The main vampire in THIRST is a troubled priest, Sang-hyun (played by the gifted and versatile Song Kang-ho, last seen as “Blondie” in THE HOST and the “Weird” part of Kim Ji-woon’s THE GOOD, THE BAD, WEIRD); Sang-hyun beats himself to banish sexual thoughts, and eventually volunteers for a potentially-lethal medical study. Inoculated with a deadly virus, Sang-hyun survives, but it isn’t until he returns to his parish that he discovers he’s become a vampire. The vampirism creates more than a desire for blood in the reborn priest, and he becomes involved with Tae-ju (Kim Ok-bin), a lonely young orphan who is treated like a dog by her adoptive mother (now her mother-in-law) and her husband, the boorish Kang-woo (played by Park regular Shin Ha-kyun). A particularly twisted triangle (involving some of the squirmiest sex scenes ever put on film) ends up leading to murder, a haunting, and vampiric mass killings.














It’s tempting to suggest that the biggest problem with THIRST is the literal interpretation of vampirism as metaphor for Catholic guilt. That element has been present in stories of the undead ever since Stoker recreated bloodsucker mythology in DRACULA, bringing in Victorian sexual repression and the benevolent power of Christian faith; to make that the text itself, rather than the subtext, almost seems obvious. And yet it’s also undeniably clever, to finally move the vampire’s secret meaning into the light, by making the monster into a priest who is overcome by sexual and murderous desires.
What’s most troubling about THIRST, though, is its odd pace and occasionally static compositions.
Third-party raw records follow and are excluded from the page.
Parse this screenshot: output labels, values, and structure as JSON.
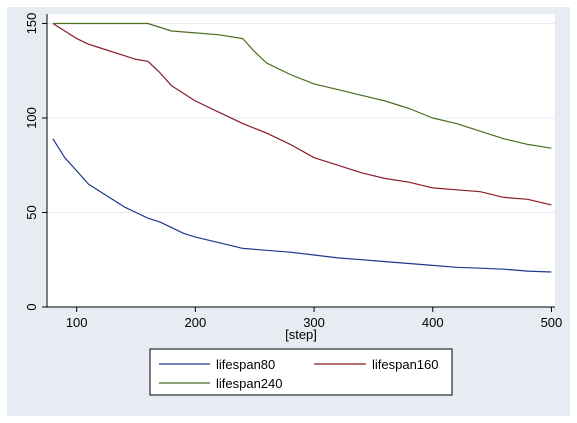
{
  "chart_data": {
    "type": "line",
    "title": "",
    "xlabel": "[step]",
    "ylabel": "",
    "xlim": [
      75,
      503
    ],
    "ylim": [
      0,
      155
    ],
    "x_ticks": [
      100,
      200,
      300,
      400,
      500
    ],
    "y_ticks": [
      0,
      50,
      100,
      150
    ],
    "x_tick_labels": [
      "100",
      "200",
      "300",
      "400",
      "500"
    ],
    "y_tick_labels": [
      "0",
      "50",
      "100",
      "150"
    ],
    "grid": "horizontal",
    "legend_placement": "bottom",
    "series": [
      {
        "name": "lifespan80",
        "color": "#1a3a8c",
        "points": [
          [
            80,
            89
          ],
          [
            90,
            79
          ],
          [
            100,
            72
          ],
          [
            110,
            65
          ],
          [
            120,
            61
          ],
          [
            130,
            57
          ],
          [
            140,
            53
          ],
          [
            150,
            50
          ],
          [
            160,
            47
          ],
          [
            170,
            45
          ],
          [
            180,
            42
          ],
          [
            190,
            39
          ],
          [
            200,
            37
          ],
          [
            220,
            34
          ],
          [
            240,
            31
          ],
          [
            260,
            30
          ],
          [
            280,
            29
          ],
          [
            300,
            27.5
          ],
          [
            320,
            26
          ],
          [
            340,
            25
          ],
          [
            360,
            24
          ],
          [
            380,
            23
          ],
          [
            400,
            22
          ],
          [
            420,
            21
          ],
          [
            440,
            20.5
          ],
          [
            460,
            20
          ],
          [
            480,
            19
          ],
          [
            500,
            18.5
          ]
        ]
      },
      {
        "name": "lifespan160",
        "color": "#8c1a2a",
        "points": [
          [
            80,
            150
          ],
          [
            90,
            146
          ],
          [
            100,
            142
          ],
          [
            110,
            139
          ],
          [
            120,
            137
          ],
          [
            130,
            135
          ],
          [
            140,
            133
          ],
          [
            150,
            131
          ],
          [
            160,
            130
          ],
          [
            170,
            124
          ],
          [
            180,
            117
          ],
          [
            190,
            113
          ],
          [
            200,
            109
          ],
          [
            220,
            103
          ],
          [
            240,
            97
          ],
          [
            260,
            92
          ],
          [
            280,
            86
          ],
          [
            300,
            79
          ],
          [
            320,
            75
          ],
          [
            340,
            71
          ],
          [
            360,
            68
          ],
          [
            380,
            66
          ],
          [
            400,
            63
          ],
          [
            420,
            62
          ],
          [
            440,
            61
          ],
          [
            460,
            58
          ],
          [
            480,
            57
          ],
          [
            500,
            54
          ]
        ]
      },
      {
        "name": "lifespan240",
        "color": "#4a6e1e",
        "points": [
          [
            80,
            150
          ],
          [
            160,
            150
          ],
          [
            180,
            146
          ],
          [
            200,
            145
          ],
          [
            220,
            144
          ],
          [
            240,
            142
          ],
          [
            250,
            135
          ],
          [
            260,
            129
          ],
          [
            280,
            123
          ],
          [
            300,
            118
          ],
          [
            320,
            115
          ],
          [
            340,
            112
          ],
          [
            360,
            109
          ],
          [
            380,
            105
          ],
          [
            400,
            100
          ],
          [
            420,
            97
          ],
          [
            440,
            93
          ],
          [
            460,
            89
          ],
          [
            480,
            86
          ],
          [
            500,
            84
          ]
        ]
      }
    ]
  },
  "colors": {
    "background_outer": "#e7ecf2",
    "plot_background": "#ffffff",
    "grid": "#e7ecf2",
    "axis": "#000000"
  }
}
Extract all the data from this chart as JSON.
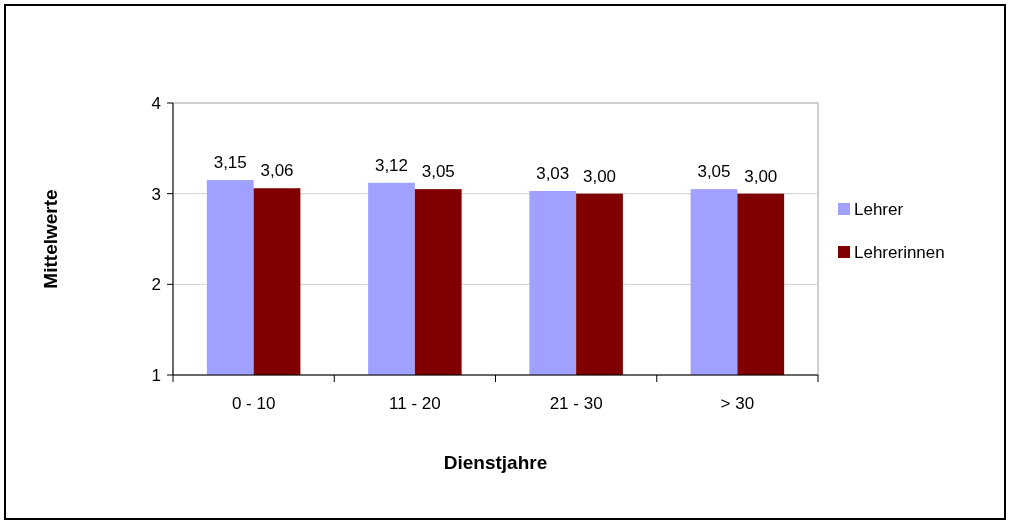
{
  "chart_data": {
    "type": "bar",
    "xlabel": "Dienstjahre",
    "ylabel": "Mittelwerte",
    "categories": [
      "0 - 10",
      "11 - 20",
      "21 - 30",
      "> 30"
    ],
    "series": [
      {
        "name": "Lehrer",
        "color": "#a0a0ff",
        "values": [
          3.15,
          3.12,
          3.03,
          3.05
        ],
        "value_labels": [
          "3,15",
          "3,12",
          "3,03",
          "3,05"
        ]
      },
      {
        "name": "Lehrerinnen",
        "color": "#800000",
        "values": [
          3.06,
          3.05,
          3.0,
          3.0
        ],
        "value_labels": [
          "3,06",
          "3,05",
          "3,00",
          "3,00"
        ]
      }
    ],
    "ylim": [
      1,
      4
    ],
    "yticks": [
      1,
      2,
      3,
      4
    ],
    "grid": "y",
    "legend": "right"
  }
}
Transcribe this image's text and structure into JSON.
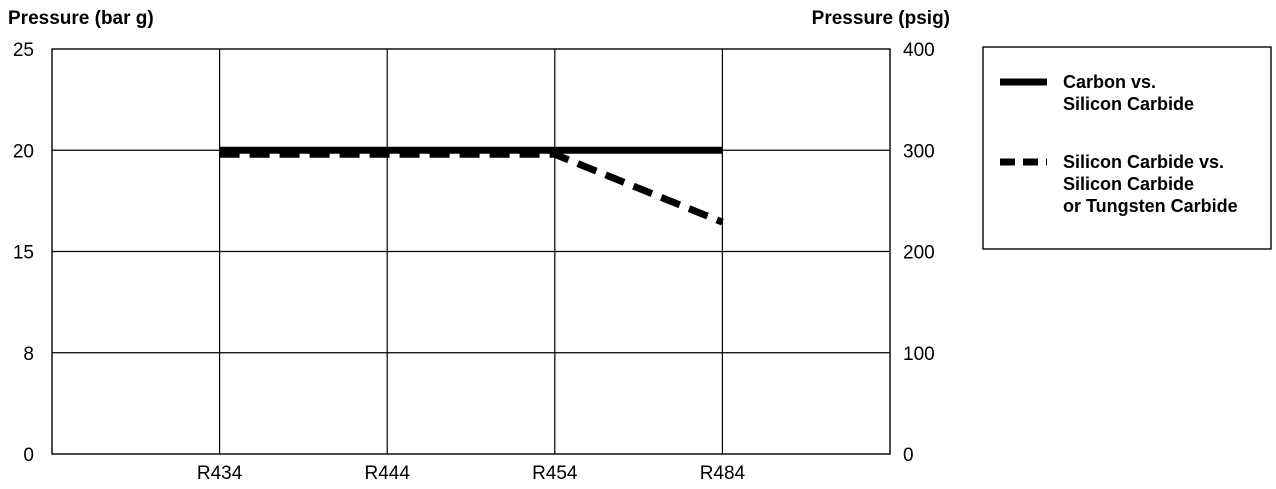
{
  "chart_data": {
    "type": "line",
    "left_axis_title": "Pressure (bar g)",
    "right_axis_title": "Pressure (psig)",
    "categories": [
      "R434",
      "R444",
      "R454",
      "R484"
    ],
    "left_tick_labels": [
      "25",
      "20",
      "15",
      "8",
      "0"
    ],
    "right_tick_labels": [
      "400",
      "300",
      "200",
      "100",
      "0"
    ],
    "grid": true,
    "legend_position": "right",
    "series": [
      {
        "name": "Carbon vs. Silicon Carbide",
        "legend_lines": [
          "Carbon vs.",
          "Silicon Carbide"
        ],
        "style": "solid",
        "color": "#000000",
        "x": [
          "R434",
          "R444",
          "R454",
          "R484"
        ],
        "y_psig": [
          300,
          300,
          300,
          300
        ]
      },
      {
        "name": "Silicon Carbide vs. Silicon Carbide or Tungsten Carbide",
        "legend_lines": [
          "Silicon Carbide vs.",
          "Silicon Carbide",
          "or Tungsten Carbide"
        ],
        "style": "dashed",
        "color": "#000000",
        "x": [
          "R434",
          "R444",
          "R454",
          "R484"
        ],
        "y_psig": [
          296,
          296,
          296,
          229
        ]
      }
    ]
  }
}
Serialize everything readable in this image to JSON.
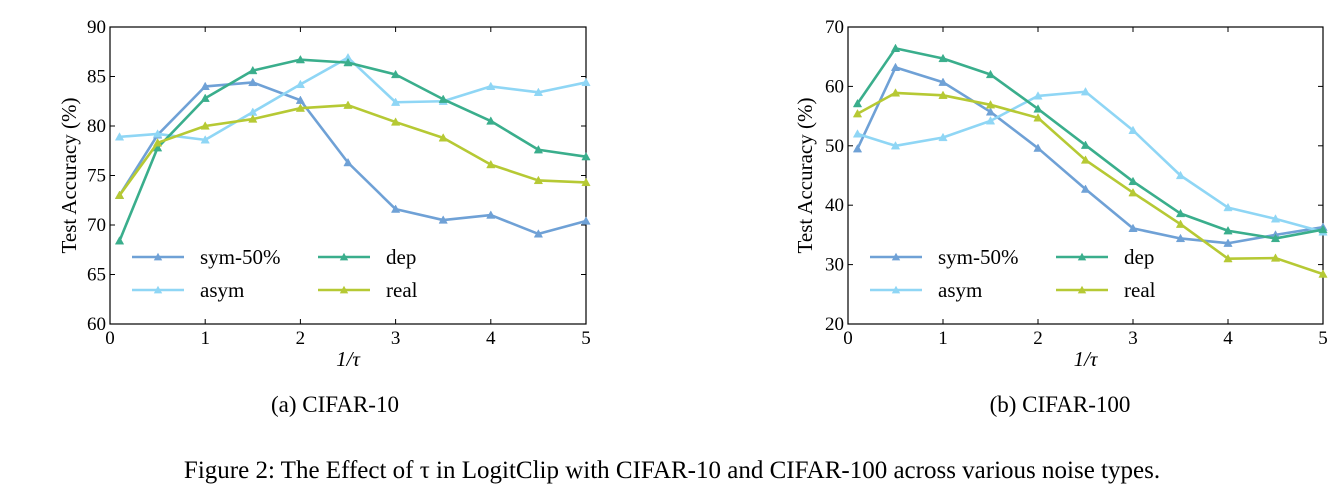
{
  "figure_caption": "Figure 2: The Effect of τ in LogitClip with CIFAR-10 and CIFAR-100 across various noise types.",
  "colors": {
    "sym-50%": "#6fa1d6",
    "asym": "#8fd6f5",
    "dep": "#3aae8c",
    "real": "#b6c934"
  },
  "chart_data": [
    {
      "type": "line",
      "subcaption": "(a) CIFAR-10",
      "xlabel": "1/τ",
      "ylabel": "Test Accuracy (%)",
      "xlim": [
        0,
        5
      ],
      "ylim": [
        60,
        90
      ],
      "xticks": [
        0,
        1,
        2,
        3,
        4,
        5
      ],
      "yticks": [
        60,
        65,
        70,
        75,
        80,
        85,
        90
      ],
      "legend_position": "lower-left",
      "x": [
        0.1,
        0.5,
        1,
        1.5,
        2,
        2.5,
        3,
        3.5,
        4,
        4.5,
        5
      ],
      "series": [
        {
          "name": "sym-50%",
          "values": [
            73.0,
            79.1,
            84.0,
            84.4,
            82.6,
            76.3,
            71.6,
            70.5,
            71.0,
            69.1,
            70.4
          ]
        },
        {
          "name": "asym",
          "values": [
            78.9,
            79.2,
            78.6,
            81.4,
            84.2,
            86.9,
            82.4,
            82.5,
            84.0,
            83.4,
            84.4
          ]
        },
        {
          "name": "dep",
          "values": [
            68.4,
            77.8,
            82.8,
            85.6,
            86.7,
            86.4,
            85.2,
            82.7,
            80.5,
            77.6,
            76.9
          ]
        },
        {
          "name": "real",
          "values": [
            73.0,
            78.3,
            80.0,
            80.7,
            81.8,
            82.1,
            80.4,
            78.8,
            76.1,
            74.5,
            74.3
          ]
        }
      ]
    },
    {
      "type": "line",
      "subcaption": "(b) CIFAR-100",
      "xlabel": "1/τ",
      "ylabel": "Test Accuracy (%)",
      "xlim": [
        0,
        5
      ],
      "ylim": [
        20,
        70
      ],
      "xticks": [
        0,
        1,
        2,
        3,
        4,
        5
      ],
      "yticks": [
        20,
        30,
        40,
        50,
        60,
        70
      ],
      "legend_position": "lower-left",
      "x": [
        0.1,
        0.5,
        1,
        1.5,
        2,
        2.5,
        3,
        3.5,
        4,
        4.5,
        5
      ],
      "series": [
        {
          "name": "sym-50%",
          "values": [
            49.5,
            63.2,
            60.7,
            55.7,
            49.6,
            42.7,
            36.1,
            34.4,
            33.6,
            35.0,
            36.3
          ]
        },
        {
          "name": "asym",
          "values": [
            52.0,
            50.0,
            51.4,
            54.2,
            58.4,
            59.1,
            52.6,
            45.0,
            39.6,
            37.7,
            35.5
          ]
        },
        {
          "name": "dep",
          "values": [
            57.1,
            66.4,
            64.7,
            62.0,
            56.2,
            50.1,
            44.0,
            38.6,
            35.7,
            34.4,
            35.9
          ]
        },
        {
          "name": "real",
          "values": [
            55.4,
            58.9,
            58.5,
            56.9,
            54.7,
            47.6,
            42.1,
            36.8,
            31.0,
            31.1,
            28.4
          ]
        }
      ]
    }
  ]
}
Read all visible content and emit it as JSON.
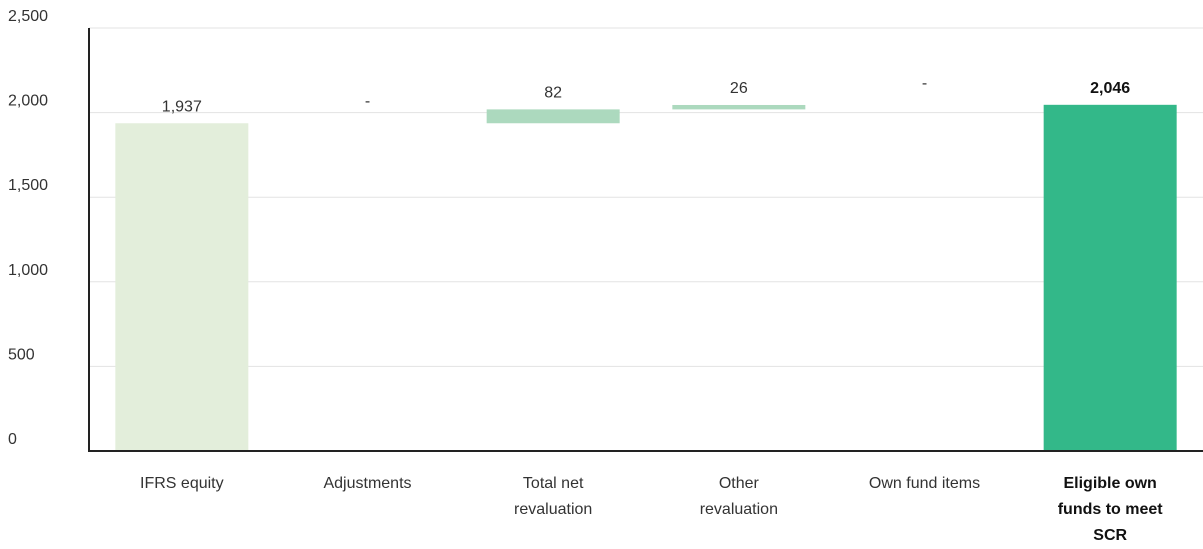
{
  "chart_data": {
    "type": "bar",
    "subtype": "waterfall",
    "categories": [
      {
        "lines": [
          "IFRS equity"
        ],
        "bold": false
      },
      {
        "lines": [
          "Adjustments"
        ],
        "bold": false
      },
      {
        "lines": [
          "Total net",
          "revaluation"
        ],
        "bold": false
      },
      {
        "lines": [
          "Other",
          "revaluation"
        ],
        "bold": false
      },
      {
        "lines": [
          "Own fund items"
        ],
        "bold": false
      },
      {
        "lines": [
          "Eligible own",
          "funds to meet",
          "SCR"
        ],
        "bold": true
      }
    ],
    "bars": [
      {
        "base": 0,
        "value": 1937,
        "label": "1,937",
        "kind": "total"
      },
      {
        "base": 1937,
        "value": 0,
        "label": "-",
        "kind": "change"
      },
      {
        "base": 1937,
        "value": 82,
        "label": "82",
        "kind": "change"
      },
      {
        "base": 2019,
        "value": 26,
        "label": "26",
        "kind": "change"
      },
      {
        "base": 2045,
        "value": 0,
        "label": "-",
        "kind": "change"
      },
      {
        "base": 0,
        "value": 2046,
        "label": "2,046",
        "kind": "final"
      }
    ],
    "yticks": [
      0,
      500,
      1000,
      1500,
      2000,
      2500
    ],
    "ytick_labels": [
      "0",
      "500",
      "1,000",
      "1,500",
      "2,000",
      "2,500"
    ],
    "ylim": [
      0,
      2500
    ],
    "grid": true,
    "legend": "none",
    "title": "",
    "xlabel": "",
    "ylabel": "",
    "colors": {
      "total": "#e3eedb",
      "change": "#acd9be",
      "final": "#33b889",
      "grid": "#e3e3e3",
      "axis": "#222222"
    }
  }
}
It’s the first time that Park has made a movie that feels like an arthouse film; the editing is choppy, with vignettes that begin and end in fade-ins and fade-outs, and the production design becomes more deliberately artificial as the film progresses (who lights their house with fluorescent bulbs hung from the ceiling at angles, dangling only by their wires?). OLDBOY was deservedly famous for its single-take long fistfight scene, a fluid masterpiece of direction that sustained tremendous energy and motion without any cuts; but in THIRST the action scenes feel artificial and less original. One scene, in which Sang-hyun leaps from the top of a skyscraper while carrying a gleeful Tae-ju, has some of the sheer filmmaking joy that has permeated Park’s earlier films, but THIRST could have used more of that propulsive motion.
THIRST is also a surprise on the acting front. Song Kang-ho, usually the most unpredictable of performers, downplays Sang-hyun to the point of making him deliberately bland; fortunately, though, young Kim Ok-bin is more than happy to step in and steal the film, with a passionate, lunatic performance that gets more demented as the film progresses. She’s charismatic and compelling as the girl who undergoes her own strange rebirth, and her performance is probably the single best thing about THIRST.


As a vampire film, THIRST eschews the Chinese “hopping vampires” and instead hews to most of the Western traditions – these vamps suck blood, are immensely strong, and fry in sunlight – but one of the tropes it lacks is a vampire hunter. The film’s heroes are also its villains, and it’s fairly clear from the beginning (no spoiler alert needed here) that Sang-hyun’s guilt will finally damn him for good. While the philosophical aspects of this are interesting, it does create a curious lack of impetus, especially in the second half of THIRST – there’s no exterior conflict to propel the plot, no forces of good closing in, no exciting chase or fight.
I suspect that, some years down the road, THIRST will be more of a curiosity in Park’s resume than a much-lauded and studied work, like OLDBOY or LADY VENGEANCE. It will be interesting to see what direction his sensibilities will head in after this – will he continue down the path of the more formalized art film, or head into entirely new territory? We can only hope for the latter.